Numero uno: "Smettere Di Scrivere".
"A che ti servirà mai: una matita è perfettamente inutile."
"Ora, che tu dica la tua mi sta bene. C'è il perbenismo ed il rispetto delle opinioni altrui e tutto quanto. Ma sostenere che una matita è inutile mi pare francamente troppo."
E sinceramente mi pareva troppo. E' palese: una matita è un bastoncino di legno con grafite come midollo. Quando appoggi la grafite su una superficie, solitamente un foglio di carta, lasci un segno. Non su ogni superficie, ne convengo, ma avete capito il punto: una matita funziona.

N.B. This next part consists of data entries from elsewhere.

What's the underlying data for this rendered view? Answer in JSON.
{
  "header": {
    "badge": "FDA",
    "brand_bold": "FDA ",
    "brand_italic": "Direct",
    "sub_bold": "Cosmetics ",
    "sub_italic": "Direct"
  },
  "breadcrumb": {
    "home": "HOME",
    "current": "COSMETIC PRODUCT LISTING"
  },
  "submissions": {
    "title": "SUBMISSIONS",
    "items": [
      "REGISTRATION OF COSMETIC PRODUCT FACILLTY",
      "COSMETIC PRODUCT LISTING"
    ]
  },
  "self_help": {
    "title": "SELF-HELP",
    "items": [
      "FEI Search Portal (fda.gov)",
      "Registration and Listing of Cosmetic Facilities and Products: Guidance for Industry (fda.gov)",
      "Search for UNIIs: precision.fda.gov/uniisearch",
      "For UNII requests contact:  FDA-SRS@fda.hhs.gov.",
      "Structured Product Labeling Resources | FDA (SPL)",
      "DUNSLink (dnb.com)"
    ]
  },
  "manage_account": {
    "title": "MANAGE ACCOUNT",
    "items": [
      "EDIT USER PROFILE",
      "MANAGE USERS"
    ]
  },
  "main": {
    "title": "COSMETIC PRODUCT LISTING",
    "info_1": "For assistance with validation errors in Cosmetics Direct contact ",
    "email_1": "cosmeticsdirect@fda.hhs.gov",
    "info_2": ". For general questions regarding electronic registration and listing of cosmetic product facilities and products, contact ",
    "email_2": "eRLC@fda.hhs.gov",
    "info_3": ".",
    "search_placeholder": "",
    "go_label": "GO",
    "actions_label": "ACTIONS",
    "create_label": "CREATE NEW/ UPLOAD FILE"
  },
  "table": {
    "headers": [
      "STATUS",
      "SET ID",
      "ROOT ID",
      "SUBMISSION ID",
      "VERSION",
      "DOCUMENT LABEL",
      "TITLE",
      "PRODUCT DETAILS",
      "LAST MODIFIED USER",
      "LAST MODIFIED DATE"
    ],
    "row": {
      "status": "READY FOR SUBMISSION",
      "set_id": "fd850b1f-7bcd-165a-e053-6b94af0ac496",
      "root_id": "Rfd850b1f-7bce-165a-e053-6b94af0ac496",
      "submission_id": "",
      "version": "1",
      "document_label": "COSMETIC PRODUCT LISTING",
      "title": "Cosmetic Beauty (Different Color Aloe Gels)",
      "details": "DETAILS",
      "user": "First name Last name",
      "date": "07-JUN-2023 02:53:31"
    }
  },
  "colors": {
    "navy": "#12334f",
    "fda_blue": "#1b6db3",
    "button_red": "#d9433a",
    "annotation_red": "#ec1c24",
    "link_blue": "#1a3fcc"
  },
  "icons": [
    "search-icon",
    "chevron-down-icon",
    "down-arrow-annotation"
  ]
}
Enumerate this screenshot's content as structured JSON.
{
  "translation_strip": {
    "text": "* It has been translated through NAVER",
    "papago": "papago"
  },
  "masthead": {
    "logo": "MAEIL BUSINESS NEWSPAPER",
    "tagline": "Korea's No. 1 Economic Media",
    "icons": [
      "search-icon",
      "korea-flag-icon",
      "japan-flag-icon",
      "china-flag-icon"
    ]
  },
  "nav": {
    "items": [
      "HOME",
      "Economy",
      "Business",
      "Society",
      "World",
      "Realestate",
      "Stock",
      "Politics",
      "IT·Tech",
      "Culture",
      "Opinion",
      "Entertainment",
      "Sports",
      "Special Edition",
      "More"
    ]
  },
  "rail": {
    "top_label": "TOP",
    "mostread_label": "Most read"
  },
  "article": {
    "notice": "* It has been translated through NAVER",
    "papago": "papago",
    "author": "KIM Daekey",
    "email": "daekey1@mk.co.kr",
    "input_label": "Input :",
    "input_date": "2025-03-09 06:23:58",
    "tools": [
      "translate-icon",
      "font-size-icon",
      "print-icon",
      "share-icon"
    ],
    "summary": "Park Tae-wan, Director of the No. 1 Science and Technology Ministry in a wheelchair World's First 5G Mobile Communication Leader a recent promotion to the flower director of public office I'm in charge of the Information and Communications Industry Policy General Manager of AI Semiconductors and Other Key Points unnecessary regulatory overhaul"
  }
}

La mia matita era una H3: molto dura, lasciava profondi solchi nella carta, e spesso la sfibrava. Scarabocchiavo qualche linea a casaccio tutte le volte che ero nervoso, e dio (o chi ne facesse le veci) sa se non succedeva spesso, negli ultimi tempi. Succedeva sempre, quando ero in compagnia di lei.
Come poteva sostenere che quel bastoncino che scriveva col proprio midollo fosse inutile. Che stesse a sottintendere il suo nuovo odio verso la scrittura? La sua volontà di abbandonare velleità artistiche di prosa e poesia? Lo temevo. Da tempo le risme di A4 che regolarmente comprava rimanevano intonse in un angolo della scrivania. O, perlomeno, non venivano divorate dalla macchina da scrivere come un tempo. Un tempo in cui ancora esistevano cose come le macchine da scrivere.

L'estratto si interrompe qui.